There are certain factors commonly used to determine how the economy is doing at present or to provide indications of how it will do in the future. From this group of economic indicators, a more select set of factors can be chosen, which are believed to change ahead of the rest. These are known as leading economic indicators. The importance of these figures is that, if assumptions are correct, they are the future manifested in the present and they can provide indication of what should be done to cope with upcoming conditions.
While calculating, analyzing, and interpreting leading economic indicators can indeed be complicated, understanding the principle of them does not have to be. Consider a thermometer. It is a tool that determines the temperature at present but within a given day the readout may change. It can also provide indications about the future because changes are only likely within a certain range so it is unrealistic to expect the temperature to go from below freezing to a heat wave.
Imagine, however, if the temperature at certain points in the day could be analyzed separately and used to show what the temperature will be in the future. Those certain temperatures that were isolated to foresee the future would be the leading economic indicators.
One of the most important items in this category is the GDP. This is a statistic that determines whether the levels of production of goods and services has changed in an allotted time.

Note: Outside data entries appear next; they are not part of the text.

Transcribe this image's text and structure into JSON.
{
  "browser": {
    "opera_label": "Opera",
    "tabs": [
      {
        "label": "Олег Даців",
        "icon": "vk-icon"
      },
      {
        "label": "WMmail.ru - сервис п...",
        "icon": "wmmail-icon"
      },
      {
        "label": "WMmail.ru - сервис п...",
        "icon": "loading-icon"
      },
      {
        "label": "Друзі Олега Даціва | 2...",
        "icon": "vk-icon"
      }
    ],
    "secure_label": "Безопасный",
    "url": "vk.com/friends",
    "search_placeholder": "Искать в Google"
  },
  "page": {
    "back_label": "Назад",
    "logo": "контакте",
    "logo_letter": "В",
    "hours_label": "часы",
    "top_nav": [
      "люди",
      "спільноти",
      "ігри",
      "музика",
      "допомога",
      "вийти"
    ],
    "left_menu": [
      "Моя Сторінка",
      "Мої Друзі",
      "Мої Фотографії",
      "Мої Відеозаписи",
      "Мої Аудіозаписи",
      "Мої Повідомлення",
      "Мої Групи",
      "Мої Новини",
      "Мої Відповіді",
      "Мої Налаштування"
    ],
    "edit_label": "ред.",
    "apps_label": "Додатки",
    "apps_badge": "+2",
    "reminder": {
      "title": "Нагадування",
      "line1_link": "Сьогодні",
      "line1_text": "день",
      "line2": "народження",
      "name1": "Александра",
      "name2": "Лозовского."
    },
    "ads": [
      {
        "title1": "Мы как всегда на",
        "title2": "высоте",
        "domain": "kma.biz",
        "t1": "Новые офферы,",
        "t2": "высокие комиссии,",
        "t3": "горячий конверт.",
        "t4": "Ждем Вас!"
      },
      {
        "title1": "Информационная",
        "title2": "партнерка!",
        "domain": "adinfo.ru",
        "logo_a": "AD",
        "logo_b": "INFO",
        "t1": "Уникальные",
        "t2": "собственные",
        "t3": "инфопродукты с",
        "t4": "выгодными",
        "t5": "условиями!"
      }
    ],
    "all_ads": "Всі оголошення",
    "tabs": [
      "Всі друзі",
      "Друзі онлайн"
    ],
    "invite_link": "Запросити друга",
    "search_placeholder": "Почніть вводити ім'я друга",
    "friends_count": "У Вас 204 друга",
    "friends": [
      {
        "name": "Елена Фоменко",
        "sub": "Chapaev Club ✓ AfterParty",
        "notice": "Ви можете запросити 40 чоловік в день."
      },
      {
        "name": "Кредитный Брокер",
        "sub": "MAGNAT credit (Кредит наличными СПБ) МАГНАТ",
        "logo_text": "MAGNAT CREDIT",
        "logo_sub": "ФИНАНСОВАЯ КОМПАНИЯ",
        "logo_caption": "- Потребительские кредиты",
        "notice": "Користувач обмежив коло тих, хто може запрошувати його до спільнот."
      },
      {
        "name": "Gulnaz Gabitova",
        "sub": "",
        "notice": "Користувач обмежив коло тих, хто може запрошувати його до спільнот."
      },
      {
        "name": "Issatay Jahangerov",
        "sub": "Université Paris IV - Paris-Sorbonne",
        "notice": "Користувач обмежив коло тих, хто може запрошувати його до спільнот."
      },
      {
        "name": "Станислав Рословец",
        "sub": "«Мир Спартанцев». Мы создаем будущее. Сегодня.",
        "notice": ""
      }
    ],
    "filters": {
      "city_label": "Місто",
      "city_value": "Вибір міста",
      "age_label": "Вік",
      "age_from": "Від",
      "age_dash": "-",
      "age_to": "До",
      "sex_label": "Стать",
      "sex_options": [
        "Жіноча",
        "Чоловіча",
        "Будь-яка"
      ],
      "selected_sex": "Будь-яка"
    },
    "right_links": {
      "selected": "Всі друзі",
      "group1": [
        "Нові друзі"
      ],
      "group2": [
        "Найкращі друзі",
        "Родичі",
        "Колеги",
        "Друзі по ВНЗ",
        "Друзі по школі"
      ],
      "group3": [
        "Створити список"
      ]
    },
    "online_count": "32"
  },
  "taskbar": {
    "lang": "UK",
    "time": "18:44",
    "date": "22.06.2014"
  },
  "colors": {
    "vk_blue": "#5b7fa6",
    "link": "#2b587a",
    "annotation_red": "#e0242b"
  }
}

Consumer confidence is a measure of how people feel or acted with regards to spending money. If there is little spending, this provides insight that the economy is not at its prime because money is not circulating optimally.
Leading economic indicators are important to several groups of people, although generally for different reasons. Employment rates, for instance, provide insight on how many people are employed, how many people lost their jobs, and how many jobs are likely to become available in the future. For a job seeker, this information can be used to help him determine how good his chances are of getting hired. For a senator, this information may be a prompt to initiate a job creation strategy.